Data Scientist & Data Engineer
People Analytics | NASA
Aug. 2021 - Present
Full Time
APIs
Python
Airflow
SQL
Databricks
AWS
Linux
Ollama
Memgraph
Cypher
Weaviate
Git
Posit
Tableau
Automating data pipelines, modernizing analytics infrastructure, applying data science principles to artificial intelligence R&D projects, and exploring graph analytics for workforce insights are a few things we have in the works.
I currently lead the implementation of a cloud-based data and analytics infrastructure that underpins the Human Capital organization’s data science initiatives. Achievements include linking siloed cloud environments by removing firewall and authentication barriers, expanding how the agency accesses and shares data, implementing storage and processing solutions for analytics-ready data, transitioning a data pipeline (saves 40+ hours of work per week, earned an Early Career Achievement Medal) to the cloud for automation and scalability, and establishing a platform for analytics, LLMs, and specialized databases. Through this work, I have learned about cloud architecture and engineering, components of infrastructure required to support high-performing, fast-moving data and analytics teams, and strategic considerations when designing for long-term scaling and cost-optimization. Specific technical components of this work include: AWS (S3, RDS, EC2, IAM, DNS, VPCs, etc.), SAP, APIs (Rest, SAP, and otherwise), Databricks, Airflow, Python, SQL, R, Posit, SAML authentication, Ollama, Weaviate, Memgraph, dbt, Quarto, Linux, Git, and more.
Currently, I am also mentoring interns and pursuing some R&D projects around skill analysis leveraging graph databases and LLM applications in human capital.
In the past, I have had the opportunity to work with teams across the Human Capital Office and the agency to provide insights using people data. From producing workforce-at-a-glance metrics in Tableau dashboards to help mission areas see their people data in a new way to collaborating with supervisors and telework coordinators to collect, process, and visualize data into applications to assist with return-to-office decision making, I've demonstrated my ability to synthesize complex, disparate datasets into data products that enable non-technical partners even beyond the Human Capital Office to take action.
Data Science Intern
People Analytics | NASA
Aug. 2020 - Aug. 2021
Full Time
Python
Web Scraping
NLP Techniques
APIs
Neo4j
Cypher
R
Shiny
Expanding a graph-driven skills analysis project, this internship entailed:
- Collecting and processing unstructured and structured data with web scraping, available APIs, Python, and NLP techniques to produce clean, structured datasets.
- Designing a graph model based on collected data and implementing it in a Neo4j graph database by importing data with optimized Cypher queries in Python scripts.
- Conducting analyses with graph algorithms and graph data science methodologies, as well as NLP techniques including Doc2Vec, topic modeling, and text similarity.
- Developing a beta NLP “Text-to-Cypher” pipeline that converts a natural language question to a Cypher query, employing custom named entity recognition, entity linking, and relationship extraction techniques.

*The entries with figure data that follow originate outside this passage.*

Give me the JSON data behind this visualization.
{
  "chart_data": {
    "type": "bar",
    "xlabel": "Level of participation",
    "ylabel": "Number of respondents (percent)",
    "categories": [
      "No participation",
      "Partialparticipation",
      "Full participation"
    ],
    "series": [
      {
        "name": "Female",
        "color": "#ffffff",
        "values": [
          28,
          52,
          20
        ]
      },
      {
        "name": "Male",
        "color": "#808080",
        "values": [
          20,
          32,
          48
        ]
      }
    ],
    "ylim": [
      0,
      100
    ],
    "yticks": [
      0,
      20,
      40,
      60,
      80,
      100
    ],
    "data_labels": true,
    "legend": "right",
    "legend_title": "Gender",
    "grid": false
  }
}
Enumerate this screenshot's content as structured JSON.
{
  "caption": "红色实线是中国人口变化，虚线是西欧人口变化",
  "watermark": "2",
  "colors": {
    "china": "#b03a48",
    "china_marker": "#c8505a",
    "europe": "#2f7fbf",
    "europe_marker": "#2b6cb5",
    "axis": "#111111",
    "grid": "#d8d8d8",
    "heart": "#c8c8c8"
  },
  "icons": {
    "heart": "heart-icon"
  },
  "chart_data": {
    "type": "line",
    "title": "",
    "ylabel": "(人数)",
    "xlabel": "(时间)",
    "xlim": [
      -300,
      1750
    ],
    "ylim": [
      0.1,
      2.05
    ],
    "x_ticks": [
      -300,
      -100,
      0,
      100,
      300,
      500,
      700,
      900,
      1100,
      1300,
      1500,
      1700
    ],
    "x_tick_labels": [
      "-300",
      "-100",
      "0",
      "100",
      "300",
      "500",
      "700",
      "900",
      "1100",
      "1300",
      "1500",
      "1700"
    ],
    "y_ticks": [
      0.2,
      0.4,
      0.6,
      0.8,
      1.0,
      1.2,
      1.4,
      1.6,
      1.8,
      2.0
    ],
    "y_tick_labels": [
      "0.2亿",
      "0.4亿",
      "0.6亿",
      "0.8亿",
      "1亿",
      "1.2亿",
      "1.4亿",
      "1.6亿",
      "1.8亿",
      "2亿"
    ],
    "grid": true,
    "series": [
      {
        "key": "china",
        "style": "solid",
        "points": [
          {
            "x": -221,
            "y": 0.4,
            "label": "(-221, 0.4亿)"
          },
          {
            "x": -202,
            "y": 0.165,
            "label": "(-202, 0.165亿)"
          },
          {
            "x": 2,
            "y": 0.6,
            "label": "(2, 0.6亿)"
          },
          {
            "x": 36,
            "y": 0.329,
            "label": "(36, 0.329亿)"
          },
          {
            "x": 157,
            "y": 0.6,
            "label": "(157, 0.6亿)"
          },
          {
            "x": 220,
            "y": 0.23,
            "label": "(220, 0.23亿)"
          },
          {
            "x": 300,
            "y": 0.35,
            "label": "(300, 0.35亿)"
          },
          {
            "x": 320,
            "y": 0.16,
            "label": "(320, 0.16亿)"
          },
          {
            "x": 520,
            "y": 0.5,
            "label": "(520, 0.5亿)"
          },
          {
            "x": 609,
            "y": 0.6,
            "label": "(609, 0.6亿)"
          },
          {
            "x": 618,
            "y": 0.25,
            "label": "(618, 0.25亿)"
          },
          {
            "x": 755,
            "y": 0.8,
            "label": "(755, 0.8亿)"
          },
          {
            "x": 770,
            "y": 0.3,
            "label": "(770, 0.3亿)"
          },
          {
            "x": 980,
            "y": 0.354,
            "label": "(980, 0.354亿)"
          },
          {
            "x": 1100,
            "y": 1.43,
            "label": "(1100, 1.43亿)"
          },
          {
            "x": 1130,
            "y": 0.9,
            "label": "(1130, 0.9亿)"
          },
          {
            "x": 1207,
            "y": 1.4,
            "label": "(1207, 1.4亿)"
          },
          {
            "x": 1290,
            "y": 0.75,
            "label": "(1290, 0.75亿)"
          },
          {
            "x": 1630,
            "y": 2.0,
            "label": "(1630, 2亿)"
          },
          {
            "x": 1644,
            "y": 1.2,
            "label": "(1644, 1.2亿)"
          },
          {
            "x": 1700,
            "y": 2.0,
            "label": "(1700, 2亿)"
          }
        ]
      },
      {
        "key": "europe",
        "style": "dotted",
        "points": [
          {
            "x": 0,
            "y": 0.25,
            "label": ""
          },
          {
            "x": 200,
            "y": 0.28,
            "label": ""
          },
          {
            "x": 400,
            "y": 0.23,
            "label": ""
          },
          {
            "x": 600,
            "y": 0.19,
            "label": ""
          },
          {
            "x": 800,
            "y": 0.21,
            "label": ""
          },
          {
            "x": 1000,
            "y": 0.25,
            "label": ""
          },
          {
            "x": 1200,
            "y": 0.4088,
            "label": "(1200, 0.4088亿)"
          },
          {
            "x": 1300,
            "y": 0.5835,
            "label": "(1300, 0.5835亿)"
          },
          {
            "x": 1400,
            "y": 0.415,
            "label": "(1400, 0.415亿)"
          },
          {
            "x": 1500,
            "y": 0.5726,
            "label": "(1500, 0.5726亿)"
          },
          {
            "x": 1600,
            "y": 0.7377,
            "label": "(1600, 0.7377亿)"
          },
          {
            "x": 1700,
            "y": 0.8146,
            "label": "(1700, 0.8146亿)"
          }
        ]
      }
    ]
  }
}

- Visualizing results of analyses and offering a platform to interact with the “Text-to-Cypher” pipeline by developing an R Shiny application
Data Science Consultant
i2k Connect
Sep. 2022 - Sep. 2023
Freelance | Part Time
Python
Neo4j
OpenAI API
Cypher
As a data science consultant for this artificial intelligence company, I focused on improving the representation of and access to a proprietary dataset with automated data processing, graph databases, and large language models. By automating the processing and validating of tabular data, I improved data integrity and reduced the manual time spent reviewing records by automating the processing and validating of tabular data. After enhancing data quality, I established a knowledge graph that better modeled the relationship-rich data that was modeled and maintained in a tabular format. By creating a SME-informed graph data model and importing the tabular data into a Neo4j graph database using Python and Cypher, I provided more intuitive ways to analyze, interact with, and visualize data. To further improve the experience of interacting with and querying the graph database, I researched and tested how best to use ChatGPT’s large language model to convert natural language into dynamic Cypher queries that retrieve information from the knowledge graph without directly interacting with the graph and/or using code. The research paper written to share findings was published on OnePetro (under my maiden name Gipson).